Kinder- & Jugendbücher

für coole Jungen & abenteuerlustige Mädchen

Kinder- & Jugendbuch-Reihen

Infos & Leseproben

Spannende und lustige Bücher für Erstleser ab 6-8 Jahren

Kinderbuch-Trilogie für Kinder ab 10-12 Jahren

Jugendbücher für Teenager ab 12-14 Jahren

Bücher von Karim Pieritz

Karim Pieritz lebt mit Frau und Sohn in seiner Geburtsstadt Berlin. Er schrieb schon in jungen Jahren Kurzgeschichten und behielt dieses schöne Hobby bis zum Abschluss seines Studiums der Nachrichtentechnik bei. Im Berufsalltag als IT-Spezialist fehlte ihm die Zeit für seine Leidenschaft, doch als sein kleiner Sohn Geschichten erzählt bekommen wollte, weckte das seine verloren geglaubte Inspiration. Er schrieb seine fantasievollen Ideen auf und 2013 erschienen die ersten Kinderbücher vom "Leuchtturm der Abenteuer". Später wünschte sich sein Sohn von ihm ein cooles Abenteuerbuch. Er machte sich an die Arbeit und veröffentlichte 2017 den ersten Band der Jugendbuch-Reihe »Geheimnisvolle Jagd«.

Kinderbücher

Himmelblau ist ein märchenhafter Planet, auf dem Elfen, Zwerge, Riesen und viele andere magische Wesen leben. Komm mit zum Leuchtturm der Abenteuer und begib dich mit unseren Helden auf mutige Rettungsmissionen. Reise mit Piratenschiffen, Riesen-Schmetterlingen und Raketen zu verzauberten Wäldern, uralten Burgen, unheimlichen Drachenhöhlen bis zum eisigen Nordpol. Erlebe mit, wie unsere Helden ihre Ängste überwinden und ihren Freunden mit viel Fantasie und frechem Humor aus der Patsche helfen.

Es gibt ein Erstlesebuch für Leseanfänger ab 6 Jahren, ein deutsch-englisches Kinderbuch ab 8 Jahren und eine spannende Fantasy-Trilogie ab 10 Jahren. Fragen am Ende helfen, das Gelesene nachzuvollziehen – auch beim Leseförderportal Antolin.

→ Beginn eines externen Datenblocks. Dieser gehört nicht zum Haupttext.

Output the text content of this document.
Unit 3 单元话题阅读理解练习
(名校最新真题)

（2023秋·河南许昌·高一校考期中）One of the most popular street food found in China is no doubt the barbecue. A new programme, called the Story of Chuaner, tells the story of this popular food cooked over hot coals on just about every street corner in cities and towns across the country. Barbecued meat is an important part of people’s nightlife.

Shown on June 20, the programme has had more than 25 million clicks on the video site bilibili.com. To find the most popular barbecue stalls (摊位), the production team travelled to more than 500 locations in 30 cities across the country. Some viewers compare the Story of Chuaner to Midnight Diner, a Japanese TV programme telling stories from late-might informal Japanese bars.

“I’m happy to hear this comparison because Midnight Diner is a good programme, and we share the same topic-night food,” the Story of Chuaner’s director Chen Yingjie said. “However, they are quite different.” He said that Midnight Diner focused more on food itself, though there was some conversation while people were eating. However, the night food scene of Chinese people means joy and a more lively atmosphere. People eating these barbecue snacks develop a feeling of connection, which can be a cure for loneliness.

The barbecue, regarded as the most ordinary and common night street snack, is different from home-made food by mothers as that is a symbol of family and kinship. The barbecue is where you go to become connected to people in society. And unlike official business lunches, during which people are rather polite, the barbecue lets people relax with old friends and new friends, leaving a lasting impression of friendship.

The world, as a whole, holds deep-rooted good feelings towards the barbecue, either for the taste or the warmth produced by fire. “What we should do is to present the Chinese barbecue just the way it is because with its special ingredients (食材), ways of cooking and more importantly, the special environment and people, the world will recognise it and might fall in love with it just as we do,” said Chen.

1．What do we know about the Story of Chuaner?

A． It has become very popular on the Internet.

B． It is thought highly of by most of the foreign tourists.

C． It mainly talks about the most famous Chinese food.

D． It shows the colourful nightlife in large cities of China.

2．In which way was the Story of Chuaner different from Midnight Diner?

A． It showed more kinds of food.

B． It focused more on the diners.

Die Fantasy-Trilogie motiviert Jungen und Mädchen zum Lesen und speziell "Lesemuffel" werden durch die spannenden und lustigen Abenteuer angesprochen.

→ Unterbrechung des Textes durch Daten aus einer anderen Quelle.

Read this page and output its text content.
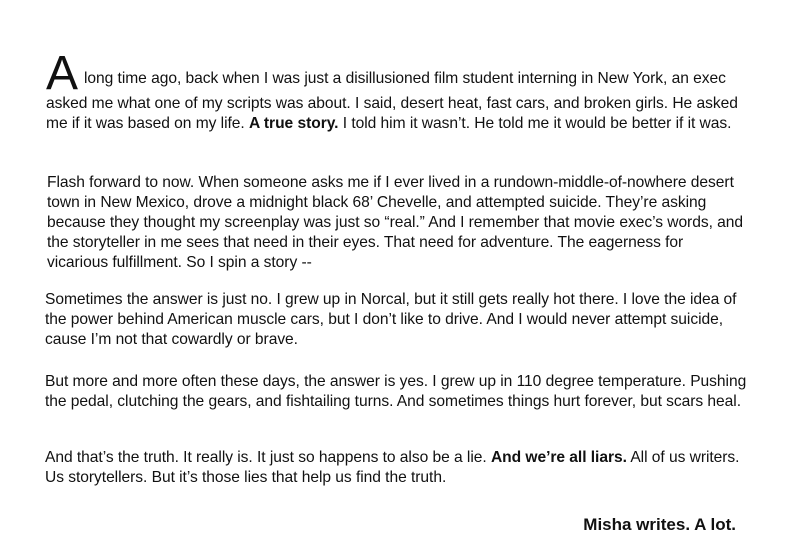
Along time ago, back when I was just a disillusioned film student interning in New York, an exec asked me what one of my scripts was about. I said, desert heat, fast cars, and broken girls. He asked me if it was based on my life. A true story. I told him it wasn’t. He told me it would be better if it was.

Flash forward to now. When someone asks me if I ever lived in a rundown-middle-of-nowhere desert town in New Mexico, drove a midnight black 68’ Chevelle, and attempted suicide. They’re asking because they thought my screenplay was just so “real.” And I remember that movie exec’s words, and the storyteller in me sees that need in their eyes. That need for adventure. The eagerness for vicarious fulfillment. So I spin a story --

Sometimes the answer is just no. I grew up in Norcal, but it still gets really hot there. I love the idea of the power behind American muscle cars, but I don’t like to drive. And I would never attempt suicide, cause I’m not that cowardly or brave.

But more and more often these days, the answer is yes. I grew up in 110 degree temperature. Pushing the pedal, clutching the gears, and fishtailing turns. And sometimes things hurt forever, but scars heal.

And that’s the truth. It really is. It just so happens to also be a lie. And we’re all liars. All of us writers. Us storytellers. But it’s those lies that help us find the truth.

Misha writes. A lot.
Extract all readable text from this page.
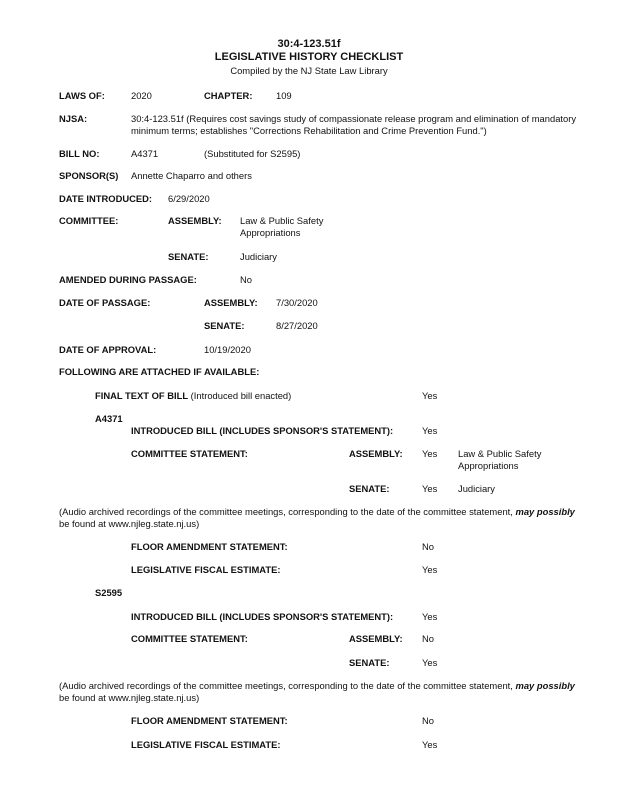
30:4-123.51f
LEGISLATIVE HISTORY CHECKLIST
Compiled by the NJ State Law Library
LAWS OF:	2020	CHAPTER:	109
NJSA:	30:4-123.51f (Requires cost savings study of compassionate release program and elimination of mandatory
minimum terms; establishes "Corrections Rehabilitation and Crime Prevention Fund.")
BILL NO:	A4371	(Substituted for S2595)
SPONSOR(S) Annette Chaparro and others
DATE INTRODUCED: 6/29/2020
COMMITTEE:	ASSEMBLY: Law & Public Safety
Appropriations
SENATE:	Judiciary
AMENDED DURING PASSAGE:	No
DATE OF PASSAGE:	ASSEMBLY: 7/30/2020
SENATE:	8/27/2020
DATE OF APPROVAL:	10/19/2020
FOLLOWING ARE ATTACHED IF AVAILABLE:
FINAL TEXT OF BILL (Introduced bill enacted)	Yes
A4371
INTRODUCED BILL (INCLUDES SPONSOR'S STATEMENT):	Yes
COMMITTEE STATEMENT:	ASSEMBLY: Yes Law & Public Safety
Appropriations
SENATE:	Yes Judiciary
(Audio archived recordings of the committee meetings, corresponding to the date of the committee statement, may possibly
be found at www.njleg.state.nj.us)
FLOOR AMENDMENT STATEMENT:	No
LEGISLATIVE FISCAL ESTIMATE:	Yes
S2595
INTRODUCED BILL (INCLUDES SPONSOR'S STATEMENT):	Yes
COMMITTEE STATEMENT:	ASSEMBLY: No
SENATE:	Yes
(Audio archived recordings of the committee meetings, corresponding to the date of the committee statement, may possibly
be found at www.njleg.state.nj.us)
FLOOR AMENDMENT STATEMENT:	No
LEGISLATIVE FISCAL ESTIMATE:	Yes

  • Teil 1 Freunde in Gefahr
  • Teil 2 Kampf um die Magie
  • Teil 3 Entscheidung am Vulkan

Jugendbücher

Die Jugendbuch-Reihe "Geheimnisvolle Jagd" richtet sich an 12-14-Jährige, die ihr Handy nur ungern gegen ein Buch austauschen. Speziell "lesefaule Jungs" werden durch die spannenden Bücher zum Lesen motiviert. Die Abenteuer führen die jugendlichen Helden in extrem gefährliche, aber auch absurd-komische Situationen, sie müssen die Grenzen von Raum und Zeit überwinden, um die Welt zu retten. Der erste Band ist auch bei 11-jährigen Lesern sehr beliebt und wird gerne für Buchvorstellungen in der 6. Klasse verwendet.

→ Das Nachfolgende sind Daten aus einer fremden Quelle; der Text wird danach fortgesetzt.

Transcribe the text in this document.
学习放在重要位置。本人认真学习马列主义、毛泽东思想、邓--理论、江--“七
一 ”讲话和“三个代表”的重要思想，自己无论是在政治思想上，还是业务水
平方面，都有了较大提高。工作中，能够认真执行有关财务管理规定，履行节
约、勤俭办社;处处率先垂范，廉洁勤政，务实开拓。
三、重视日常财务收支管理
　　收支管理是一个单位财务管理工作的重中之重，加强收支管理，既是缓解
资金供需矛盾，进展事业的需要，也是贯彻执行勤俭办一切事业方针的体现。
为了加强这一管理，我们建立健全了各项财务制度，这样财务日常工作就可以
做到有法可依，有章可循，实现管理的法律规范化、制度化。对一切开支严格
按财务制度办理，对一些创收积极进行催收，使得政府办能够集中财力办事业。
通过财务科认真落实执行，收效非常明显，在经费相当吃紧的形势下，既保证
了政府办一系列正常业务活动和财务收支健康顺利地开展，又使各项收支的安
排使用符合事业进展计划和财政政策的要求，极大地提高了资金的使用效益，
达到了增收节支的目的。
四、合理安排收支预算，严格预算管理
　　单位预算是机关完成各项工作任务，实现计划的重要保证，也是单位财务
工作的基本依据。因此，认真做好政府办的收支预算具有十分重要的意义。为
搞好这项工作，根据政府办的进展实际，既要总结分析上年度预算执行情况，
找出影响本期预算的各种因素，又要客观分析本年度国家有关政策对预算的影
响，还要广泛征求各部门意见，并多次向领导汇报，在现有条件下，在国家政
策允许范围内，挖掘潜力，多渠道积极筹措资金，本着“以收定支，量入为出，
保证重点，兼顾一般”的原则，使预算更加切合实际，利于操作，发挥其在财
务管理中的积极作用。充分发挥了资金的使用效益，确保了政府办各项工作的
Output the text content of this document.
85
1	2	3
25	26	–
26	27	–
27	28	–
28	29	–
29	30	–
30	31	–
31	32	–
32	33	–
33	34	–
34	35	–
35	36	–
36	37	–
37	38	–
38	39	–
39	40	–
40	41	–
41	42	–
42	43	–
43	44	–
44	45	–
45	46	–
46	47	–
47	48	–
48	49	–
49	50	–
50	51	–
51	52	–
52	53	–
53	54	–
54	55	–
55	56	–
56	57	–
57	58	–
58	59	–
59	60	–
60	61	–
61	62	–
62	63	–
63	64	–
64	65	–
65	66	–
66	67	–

  • Die Jagd nach dem geheimnisvollen Rollsiegel
  • Die Jagd nach dem geheimnisvollen Illuminati-Auge

Kurzgeschichten für Erwachsene

In 24 satirischen bis grotesken Kurzgeschichten nimmt Karim Pieritz die Absurditäten unserer Zeit auf die Schippe. Mal lustig, mal böse, veräppelt er schräge Verschwörungstheorien, kitschige Liebesszenen und unlogische Filmhandlungen. Er denkt gesellschaftliche Fehlentwicklungen in die Zukunft weiter, offenbart unbequeme Wahrheiten und verführt zum hemmungslosen Lachen.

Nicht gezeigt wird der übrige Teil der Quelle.